Co zaś tyczy się wyższych "socjali" na dzieci w Polsce, Barbara Mirowska przyznaje, że już na pierwszy rzut oka widać, że 800 plus, przy minimalnej miesięcznej pensji w Polsce 3600 zł brutto (od lipca), będzie dużo korzystniejsze niż brytyjskie 24 funty zasiłku tygodniowo na dziecko, ale przy minimalnej pensji tygodniowej w wysokości 417 funtów.
Podkreśla jednak, że problem leży gdzie indziej, niż w samej tej różnicy nominalnej. I na to zwracają też uwagę Polacy na Wyspach. A jest to wciąż wartość pieniądza – słaba w Polsce i zdecydowanie mocniejsza w Zjednoczonym Królestwie.
Brytyjski rząd nie może się zdecydować
Przypomnijmy, na Wyspach żyje obecnie ok. 6 mln osób, które nie posiadają brytyjskiego paszportu. Czy tamtejszy rząd wyciągnął wnioski z brexitu i zmienił podejście do imigrantów? Okazuje się, że niekoniecznie.
Konserwatywni torysi, którzy są u władzy, są bardzo podzieleni w tej kwestii.
– Kanclerz skarbu Jeremy Hunt twierdzi, że imigranci są potrzebni brytyjskiej gospodarce i stanowczo opowiada się za większym otwarciem na wykwalifikowanych pracowników z zagranicy, szczególnie z branży budowlanej – mówi Barbara Mirowska.

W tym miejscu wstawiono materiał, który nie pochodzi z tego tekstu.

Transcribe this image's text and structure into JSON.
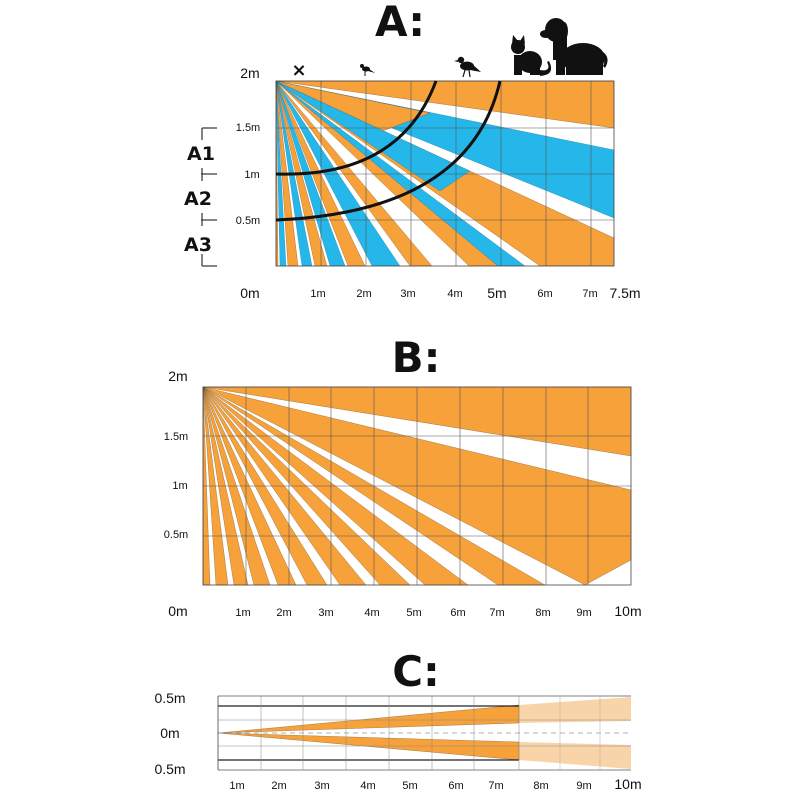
{
  "panels": {
    "a": {
      "title": "A:",
      "y_labels": [
        "2m",
        "1.5m",
        "1m",
        "0.5m",
        "0m"
      ],
      "x_labels": [
        "1m",
        "2m",
        "3m",
        "4m",
        "5m",
        "6m",
        "7m",
        "7.5m"
      ],
      "zones": [
        "A1",
        "A2",
        "A3"
      ],
      "marker": "×",
      "animals": [
        "small-bird-icon",
        "large-bird-icon",
        "cat-icon",
        "dog-icon"
      ],
      "colors": {
        "detection": "#f7a13a",
        "pet_zone": "#25b7ea",
        "arc": "#111111"
      }
    },
    "b": {
      "title": "B:",
      "y_labels": [
        "2m",
        "1.5m",
        "1m",
        "0.5m",
        "0m"
      ],
      "x_labels": [
        "1m",
        "2m",
        "3m",
        "4m",
        "5m",
        "6m",
        "7m",
        "8m",
        "9m",
        "10m"
      ],
      "colors": {
        "detection": "#f7a13a"
      }
    },
    "c": {
      "title": "C:",
      "y_labels": [
        "0.5m",
        "0m",
        "0.5m"
      ],
      "x_labels": [
        "1m",
        "2m",
        "3m",
        "4m",
        "5m",
        "6m",
        "7m",
        "8m",
        "9m",
        "10m"
      ],
      "colors": {
        "detection": "#f7a13a",
        "faded": "#f9d4a8"
      }
    }
  }
}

Z kolei minister spraw wewnętrznych Suella Braverman w tym tygodniu zaprezentowała inne stanowisko w tej sprawie. Jej zdaniem wykwalifikowani pracownicy oczywiście wspierają wzrost gospodarczy, jednak ich niedobory powinno redukować się przez przeszkolenie rodzimych pracowników, aby w ten sposób zmniejszyć zależność Wielkiej Brytanii od pracowników zagranicznych.